Penny, you are an entrepreneur yourself and have already worked in many different teams. What do you look out for when you join or are building a new team?
I think it is important to find a good balance between diversity and being like-minded, e.g. a team of 5 engineers may work very efficiently in their area of expertise but might struggle as a founder team of a startup because they have little interdisciplinary capabilities and complimentary skills. On the other hand, a team with very different professions (e.g. a computer scientist and a business graduate) will most likely experience its tensions much stronger but probably come to better solutions.
In your opinion, what does an ideal startup team look like?
Look for people that are complimentary and not just more of the same, e.g. engage with a tech co-founder when you are coming from a business background yourself. In many cases this might involve leaving your professional community and also comfort zone.

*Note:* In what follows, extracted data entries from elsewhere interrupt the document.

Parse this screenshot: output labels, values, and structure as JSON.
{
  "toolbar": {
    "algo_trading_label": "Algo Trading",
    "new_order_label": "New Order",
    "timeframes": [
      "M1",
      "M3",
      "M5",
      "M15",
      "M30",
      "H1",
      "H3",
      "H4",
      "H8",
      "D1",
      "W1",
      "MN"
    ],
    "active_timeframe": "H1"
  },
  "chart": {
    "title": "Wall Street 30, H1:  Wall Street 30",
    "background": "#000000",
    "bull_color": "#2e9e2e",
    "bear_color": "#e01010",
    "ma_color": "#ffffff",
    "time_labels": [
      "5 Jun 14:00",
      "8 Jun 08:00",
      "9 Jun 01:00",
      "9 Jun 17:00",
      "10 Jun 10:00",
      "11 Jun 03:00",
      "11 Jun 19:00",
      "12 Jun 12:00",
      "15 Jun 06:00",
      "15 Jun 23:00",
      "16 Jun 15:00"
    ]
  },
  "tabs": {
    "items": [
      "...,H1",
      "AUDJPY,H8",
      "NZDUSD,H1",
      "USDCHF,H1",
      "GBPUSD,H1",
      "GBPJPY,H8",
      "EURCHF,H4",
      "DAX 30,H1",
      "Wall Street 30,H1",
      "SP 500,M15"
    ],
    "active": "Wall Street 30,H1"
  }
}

Many entrepreneurs struggle to find the right co-founders for their company. What is your advice to identify and convince the right people to join your start-up?
Create a sense of urgency and vision about what you are planning to achieve with your startup. Be optimistic, yet honest about the status of your startup regarding financial situation, customer success, technical solution. Evaluate carefully if a person will actually add enough value in addition to what you already bring and be ready to be a partner in crime and be more comfortable in an employee function than a co-founder role.
How can newly formed teams find out if they really have a match?
The best way to find out it going through a rough batch or otherwise difficult situation. However, this might be too late to find out. This is one of the reasons why investors tend to favor teams with professionals that have worked together in the past and already gone through some ups and downs together.
What is the most important skill if I want to be an entrepreneur?
Motivate yourself and other people. Embrace the impact you can have. Enjoy the intensity and even appreciate the learning experience you can have when you struggle or have to live with rejection or losing of a customer / key person / investor.
Penny Schiffer is an entrepreneur, business angel and Venture Capitalist focussing on deep tech and research based innovation. She is co-founder and CEO of Raized.ai, building a data-driven insights platform for VCs and innovators. Penny has been with Swisscom for a decade in corporate venturing, she is an accredited startup coach with Innosuisse and advises the Swiss government as a member of the Federal Commission for Space Affairs (CFAS).